Ecco perché non possiamo non dirci guerrieri. Anche se, per capire la differenza tra Occidente e Oriente, ammesso che ancora oggi questa differenza ci sia, basta mettere accanto i due più celebri trattati sulla guerra, quello del cinese Sun Tsu e del generale prussiano Carl von Clausewitz: il primo punta su tecniche dissuasive e ingannevoli, il secondo sull’annientamento violento dell’avversario. Nonostante questo, l’orientale Sun Tsu è spesso impiegato nella occidentalissima strategia di pianificazione aziendale e citato più spesso dai diavoli della finanza d’assalto che dai Navy Seals. Ma chi, all’origine della nostra storia, ha insegnato al mondo come fare la guerra, cioè i Romani, la chiamava in un altro modo: bellum. Curiosamente, la parola che invece è prevalsa è proprio quella dei nemici e dei distruttori del più grande impero dell’antichità occidentale. Guerra deriva infatti dal germanico werra ed è una parola barbara, introdotta dai popoli del Nord che ridussero l’impero romano a poco più di un deserto. Ha un suono più indicato per quello che vogliamo esprimere ancora oggi e in origine significa mischia, confusione.
Ecco forse perché, inconsapevolmente, ci piace così tanto usarla anche a proposito del coronavirus o in altri contesti non bellici, e perché facciamo un uso così generoso di parole derivate usando termini come guerriero e guerriera ogni volta che si tratta di sottolineare l’approccio alla vita di qualcuno, magari alle prese con una malattia.
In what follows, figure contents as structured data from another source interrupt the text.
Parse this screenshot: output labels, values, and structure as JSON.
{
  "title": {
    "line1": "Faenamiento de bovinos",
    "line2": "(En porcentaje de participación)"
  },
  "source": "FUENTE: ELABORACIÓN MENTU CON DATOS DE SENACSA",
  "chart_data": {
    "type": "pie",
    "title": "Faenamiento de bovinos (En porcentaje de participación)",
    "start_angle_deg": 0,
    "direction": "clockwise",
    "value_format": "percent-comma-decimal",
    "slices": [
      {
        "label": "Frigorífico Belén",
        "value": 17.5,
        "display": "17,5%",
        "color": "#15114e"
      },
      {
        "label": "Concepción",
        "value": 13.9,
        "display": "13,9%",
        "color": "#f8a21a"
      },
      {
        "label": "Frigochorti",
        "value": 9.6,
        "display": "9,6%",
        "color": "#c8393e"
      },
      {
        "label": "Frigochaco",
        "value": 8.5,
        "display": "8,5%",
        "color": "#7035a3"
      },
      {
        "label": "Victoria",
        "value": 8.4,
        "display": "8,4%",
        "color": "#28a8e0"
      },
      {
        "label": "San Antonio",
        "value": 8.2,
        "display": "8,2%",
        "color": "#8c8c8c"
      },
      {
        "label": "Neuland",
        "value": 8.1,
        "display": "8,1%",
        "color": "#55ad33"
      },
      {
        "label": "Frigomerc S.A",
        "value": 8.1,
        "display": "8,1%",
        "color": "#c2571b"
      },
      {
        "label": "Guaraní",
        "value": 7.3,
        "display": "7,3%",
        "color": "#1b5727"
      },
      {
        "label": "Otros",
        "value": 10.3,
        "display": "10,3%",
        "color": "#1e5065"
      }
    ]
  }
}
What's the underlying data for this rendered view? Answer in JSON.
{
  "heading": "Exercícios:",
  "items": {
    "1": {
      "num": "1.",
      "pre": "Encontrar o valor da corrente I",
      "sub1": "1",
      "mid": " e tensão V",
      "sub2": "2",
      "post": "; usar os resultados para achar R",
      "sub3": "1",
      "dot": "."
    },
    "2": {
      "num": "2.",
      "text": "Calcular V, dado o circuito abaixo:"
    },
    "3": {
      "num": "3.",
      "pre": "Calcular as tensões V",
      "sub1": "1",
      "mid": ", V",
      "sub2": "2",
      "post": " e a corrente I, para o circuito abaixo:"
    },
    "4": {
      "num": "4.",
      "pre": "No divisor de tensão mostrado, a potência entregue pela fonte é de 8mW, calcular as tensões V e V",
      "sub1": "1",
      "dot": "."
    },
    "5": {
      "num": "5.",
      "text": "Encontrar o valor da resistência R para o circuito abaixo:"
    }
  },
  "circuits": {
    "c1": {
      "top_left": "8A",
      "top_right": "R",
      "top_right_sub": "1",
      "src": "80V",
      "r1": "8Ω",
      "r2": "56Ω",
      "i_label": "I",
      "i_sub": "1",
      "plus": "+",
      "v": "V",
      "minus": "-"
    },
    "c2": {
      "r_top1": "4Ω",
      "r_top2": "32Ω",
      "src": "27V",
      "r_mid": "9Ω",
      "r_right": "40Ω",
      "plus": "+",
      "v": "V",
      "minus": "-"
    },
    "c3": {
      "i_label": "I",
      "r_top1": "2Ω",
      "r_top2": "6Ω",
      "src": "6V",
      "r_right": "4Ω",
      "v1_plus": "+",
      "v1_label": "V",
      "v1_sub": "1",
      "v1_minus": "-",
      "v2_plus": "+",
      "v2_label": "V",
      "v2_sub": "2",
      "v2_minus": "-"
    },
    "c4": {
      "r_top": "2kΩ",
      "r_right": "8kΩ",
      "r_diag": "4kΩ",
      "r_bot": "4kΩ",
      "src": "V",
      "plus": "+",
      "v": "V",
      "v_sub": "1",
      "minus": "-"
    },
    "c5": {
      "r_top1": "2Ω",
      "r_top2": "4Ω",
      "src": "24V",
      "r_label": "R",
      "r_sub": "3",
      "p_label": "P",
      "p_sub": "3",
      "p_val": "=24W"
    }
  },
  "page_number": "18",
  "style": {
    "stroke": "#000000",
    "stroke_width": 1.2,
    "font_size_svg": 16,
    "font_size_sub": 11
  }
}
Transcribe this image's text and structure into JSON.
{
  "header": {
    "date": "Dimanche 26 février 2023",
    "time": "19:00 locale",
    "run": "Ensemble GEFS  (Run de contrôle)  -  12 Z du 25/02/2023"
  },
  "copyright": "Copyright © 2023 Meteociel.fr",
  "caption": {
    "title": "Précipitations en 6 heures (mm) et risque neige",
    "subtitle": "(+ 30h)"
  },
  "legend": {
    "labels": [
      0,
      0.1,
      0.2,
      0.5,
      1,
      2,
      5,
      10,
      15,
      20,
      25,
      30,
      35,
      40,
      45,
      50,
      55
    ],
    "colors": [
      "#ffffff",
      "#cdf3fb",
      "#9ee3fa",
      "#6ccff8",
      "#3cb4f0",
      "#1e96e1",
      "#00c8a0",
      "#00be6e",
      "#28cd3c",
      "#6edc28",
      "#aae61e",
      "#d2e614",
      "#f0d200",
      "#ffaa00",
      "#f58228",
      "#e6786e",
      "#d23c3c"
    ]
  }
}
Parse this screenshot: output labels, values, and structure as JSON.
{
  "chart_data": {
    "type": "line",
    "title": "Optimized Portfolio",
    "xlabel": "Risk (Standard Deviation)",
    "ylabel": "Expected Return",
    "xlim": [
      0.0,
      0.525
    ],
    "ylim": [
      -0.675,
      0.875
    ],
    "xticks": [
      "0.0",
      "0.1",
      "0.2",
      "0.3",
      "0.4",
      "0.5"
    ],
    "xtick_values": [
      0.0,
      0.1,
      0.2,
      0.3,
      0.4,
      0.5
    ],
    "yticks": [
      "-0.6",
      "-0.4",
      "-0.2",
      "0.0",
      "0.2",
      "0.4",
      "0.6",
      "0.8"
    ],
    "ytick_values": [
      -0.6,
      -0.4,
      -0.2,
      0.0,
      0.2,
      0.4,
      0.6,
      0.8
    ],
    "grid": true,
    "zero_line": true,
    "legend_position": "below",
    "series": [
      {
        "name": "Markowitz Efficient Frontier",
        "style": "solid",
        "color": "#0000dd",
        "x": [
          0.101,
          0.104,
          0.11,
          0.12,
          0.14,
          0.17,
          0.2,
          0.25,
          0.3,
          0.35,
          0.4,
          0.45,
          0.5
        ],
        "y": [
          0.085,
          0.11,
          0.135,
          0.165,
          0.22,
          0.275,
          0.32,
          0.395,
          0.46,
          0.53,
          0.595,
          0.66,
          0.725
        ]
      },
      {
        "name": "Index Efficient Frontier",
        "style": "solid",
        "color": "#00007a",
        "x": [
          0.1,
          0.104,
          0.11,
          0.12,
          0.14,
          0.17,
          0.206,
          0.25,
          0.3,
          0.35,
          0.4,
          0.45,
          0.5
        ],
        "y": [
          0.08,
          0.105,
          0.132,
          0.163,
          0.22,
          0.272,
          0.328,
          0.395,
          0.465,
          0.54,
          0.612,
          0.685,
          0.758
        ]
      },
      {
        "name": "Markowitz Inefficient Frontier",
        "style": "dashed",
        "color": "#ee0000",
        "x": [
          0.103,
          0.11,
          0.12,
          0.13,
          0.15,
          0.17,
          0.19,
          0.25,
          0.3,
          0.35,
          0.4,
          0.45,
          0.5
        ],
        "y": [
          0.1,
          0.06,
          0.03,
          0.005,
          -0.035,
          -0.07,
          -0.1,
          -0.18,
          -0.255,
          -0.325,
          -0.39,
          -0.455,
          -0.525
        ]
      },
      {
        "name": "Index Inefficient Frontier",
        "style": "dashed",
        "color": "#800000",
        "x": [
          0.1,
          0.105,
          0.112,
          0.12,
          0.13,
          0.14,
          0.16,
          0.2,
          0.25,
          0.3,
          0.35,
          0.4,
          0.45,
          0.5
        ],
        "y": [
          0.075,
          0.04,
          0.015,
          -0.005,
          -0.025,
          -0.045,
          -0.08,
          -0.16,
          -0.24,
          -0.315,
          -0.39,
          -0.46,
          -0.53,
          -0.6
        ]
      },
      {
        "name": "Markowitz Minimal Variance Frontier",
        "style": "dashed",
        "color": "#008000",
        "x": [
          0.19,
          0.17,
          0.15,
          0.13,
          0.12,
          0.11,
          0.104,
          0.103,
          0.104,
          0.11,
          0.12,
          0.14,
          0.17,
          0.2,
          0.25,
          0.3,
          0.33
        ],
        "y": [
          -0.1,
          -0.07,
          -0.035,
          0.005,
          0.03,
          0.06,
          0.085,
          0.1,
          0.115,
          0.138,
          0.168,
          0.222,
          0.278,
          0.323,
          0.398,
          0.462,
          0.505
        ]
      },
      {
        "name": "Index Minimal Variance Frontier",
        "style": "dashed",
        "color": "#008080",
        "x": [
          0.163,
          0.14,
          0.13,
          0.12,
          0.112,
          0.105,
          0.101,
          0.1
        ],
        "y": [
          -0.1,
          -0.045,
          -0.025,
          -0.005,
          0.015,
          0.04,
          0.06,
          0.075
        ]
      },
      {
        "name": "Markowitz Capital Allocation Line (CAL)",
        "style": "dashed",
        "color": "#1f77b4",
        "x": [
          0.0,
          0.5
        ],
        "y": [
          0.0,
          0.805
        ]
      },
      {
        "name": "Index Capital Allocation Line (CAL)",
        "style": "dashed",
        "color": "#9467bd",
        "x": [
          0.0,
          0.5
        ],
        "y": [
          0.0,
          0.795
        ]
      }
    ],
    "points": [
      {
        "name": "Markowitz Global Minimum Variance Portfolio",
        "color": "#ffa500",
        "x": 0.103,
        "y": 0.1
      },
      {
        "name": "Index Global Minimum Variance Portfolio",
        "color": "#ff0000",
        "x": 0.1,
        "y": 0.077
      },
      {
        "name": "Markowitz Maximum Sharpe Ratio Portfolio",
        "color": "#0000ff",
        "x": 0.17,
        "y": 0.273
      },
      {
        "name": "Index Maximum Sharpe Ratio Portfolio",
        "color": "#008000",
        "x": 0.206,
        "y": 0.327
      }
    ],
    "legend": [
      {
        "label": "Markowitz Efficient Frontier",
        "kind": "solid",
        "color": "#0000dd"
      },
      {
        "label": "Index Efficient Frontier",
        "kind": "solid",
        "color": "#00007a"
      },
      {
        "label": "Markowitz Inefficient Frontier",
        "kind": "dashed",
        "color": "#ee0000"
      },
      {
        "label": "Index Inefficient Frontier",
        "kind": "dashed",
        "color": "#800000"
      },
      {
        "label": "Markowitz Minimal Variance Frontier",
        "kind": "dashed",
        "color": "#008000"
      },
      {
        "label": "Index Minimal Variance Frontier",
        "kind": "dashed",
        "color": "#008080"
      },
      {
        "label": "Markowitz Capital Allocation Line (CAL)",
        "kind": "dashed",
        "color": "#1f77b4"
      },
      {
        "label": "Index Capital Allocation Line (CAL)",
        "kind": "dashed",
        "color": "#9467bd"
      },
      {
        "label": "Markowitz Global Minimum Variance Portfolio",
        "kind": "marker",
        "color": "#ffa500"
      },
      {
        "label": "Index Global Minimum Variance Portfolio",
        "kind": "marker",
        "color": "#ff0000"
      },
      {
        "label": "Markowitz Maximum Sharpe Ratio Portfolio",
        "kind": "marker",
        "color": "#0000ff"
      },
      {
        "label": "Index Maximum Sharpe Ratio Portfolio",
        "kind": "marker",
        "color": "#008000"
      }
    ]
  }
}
La realtà è che, evidentemente, come ha spiegato Severino, non possiamo farne a meno: nessuno, come dice un altro filosofo che ogni tanto citiamo, Friedrich Nietzsche, ‘salta oltre la propria ombra’. Nonostante il fatto che l’uso di questa parola in certi contesti, come è stato sottolineato, non solo diventi sempre più improprio ma addirittura impedisca un approccio corretto alla ‘battaglia’ che si deve sostenere, distogliendoci da quegli elementi di conoscenza che ci permettono di vedere per esempio la malattia per quello che è e dunque di demitizzarla, come è stato ricordato in un bell’articolo pubblicato sul sito di Wired da Francesca Modena citando Susan Sontag, la scrittrice americana autrice fra l’altro di ‘Malattia come metafora’ e ‘L’Aids e le sue metafore’.
Certo guerra non sembra la parola più adatta alle festività pasquali così come non sembrava adatta oltre un anno fa a quelle natalizie. Eppure una delle canzoni più dolci e cantate da 50 anni a questa parte è proprio quella ‘Happy Xmas’ che ha come estensione del titolo ‘War is Over’, la guerra è finita, uscita dalla penna e dal genio di una coppia che quelle metafore proprio non le amava: John Lennon e Yoko Ono.